Guillaume Durand, mauvais journaliste devenu médiocre animateur d’émissions de télévision, ne l’entend hélas pas ainsi. Dans son émission « L’Objet du Scandale » - que voulez-vous, il faut faire choc pour captiver les foules - Il recevait donc le mercredi 10 mars dernier le scandaleux pourfendeur des hérésies modernes. Initialement, le politologue Paul Ariès devait être opposé à Claude Allègre. Il n’en fut rien. Deux jours avant l’émission, on fit savoir à l’opposant du Don Quichotte des plateaux que ce dernier serait finalement confronté à des gens ordinaires. L’éloquence avérée de Paul Ariès, il est vrai, a de quoi effrayer celui dont les assertions sont assises sur des sables pour le moins mouvants. La pertinence du dernier ouvrage du directeur du Sarkophage, « la simplicité volontaire contre le mythe de l’abondance » (1) est sans doute intimidante pour qui ne souhaite pas que les téléviseurs cessent de ronronner en rond dans les chaumières où l’on n’aime pas, paraît-il se prendre la tête avec des questions compliquées. La leçon à déduire de cet acte de censure indéniable est que, lorsque Claude Allègre est invité dans une émission de télévision, c’est lui qui choisit les autres invités et non le responsable de ladite émission. Faire de la mauvaise télévision n’est pas plus difficile que ça. Guillaume Durand en maîtrise la recette depuis longtemps. Pourtant, rappelons-nous que France 2 où sévit cet adversaire de la pensée vraiment dérangeante car posant les vrais enjeux du temps est une chaîne de service public. La mission de celle-ci devrait être plus ambitieuse que de servir la soupe des agents du conformisme productiviste et scientiste.
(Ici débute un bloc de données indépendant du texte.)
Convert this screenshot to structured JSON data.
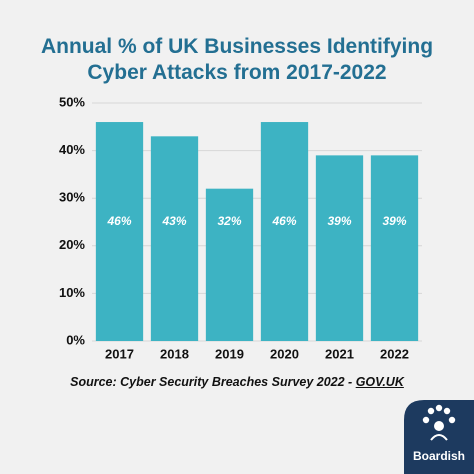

Au-delà de l’anecdote que constitue l’éviction cavalière d’un penseur dérangeant, une analyse plus approfondie du phénomène est riche d’enseignement. L’émission de Guillaume Durand - et Guillaume Durand lui-même - est le produit conforme de notre société consommationniste. Il n’est donc pas permis d’en attendre davantage que le strict montage de fallacieux débats trompeusement érigés en débats essentiels. Certes, Claude Allègre est incapable de débattre avec des gens sérieux ; il le sait et choisit donc ses adversaires d’un soir audimatisé et ses faire-valoir à la maigre envergure intellectuelle. Cependant, l’important est ailleurs : avec Paul Ariès, il n’aurait pas été question de cantonner le débat à une simple querelle sur le degré de gravité de la crise climatique. On eut mis en cause le délirant modèle productiviste désormais à bout de souffle. Les croissancistes se serrent à bord de ce radeau perdu voguant sur un océan social plus délabré à chaque jour qui passe. Dans son livre, Paul Ariès montre qu’il existe historiquement deux gauches : l’une productiviste optimiste qui échoue forcément en épousant les principes du capitalisme débridé ; l’autre antiproductiviste pessimiste qui n’a jamais conquis le pouvoir car elle est toujours enfermée dans le culte de sa défaite légendaire. Le défi à relever tient dans la construction d’une gauche antiproductiviste optimiste. L’Histoire du capitalisme et des mouvements qui s’y opposèrent nous apporte une autre leçon ; le peuple n’est pas foncièrement productiviste pour peu qu’on lui laisse percevoir les véritables raisons de la marche des choses.

C’est de cela qu’il n’est pas permis de débattre aujourd’hui. Et M. Allègre n’est que l’une des figures emblématiques, médiatiquement choyée, du débat impossible.

Yann Fiévet

(1) Aux éditions La Découverte, février 2010.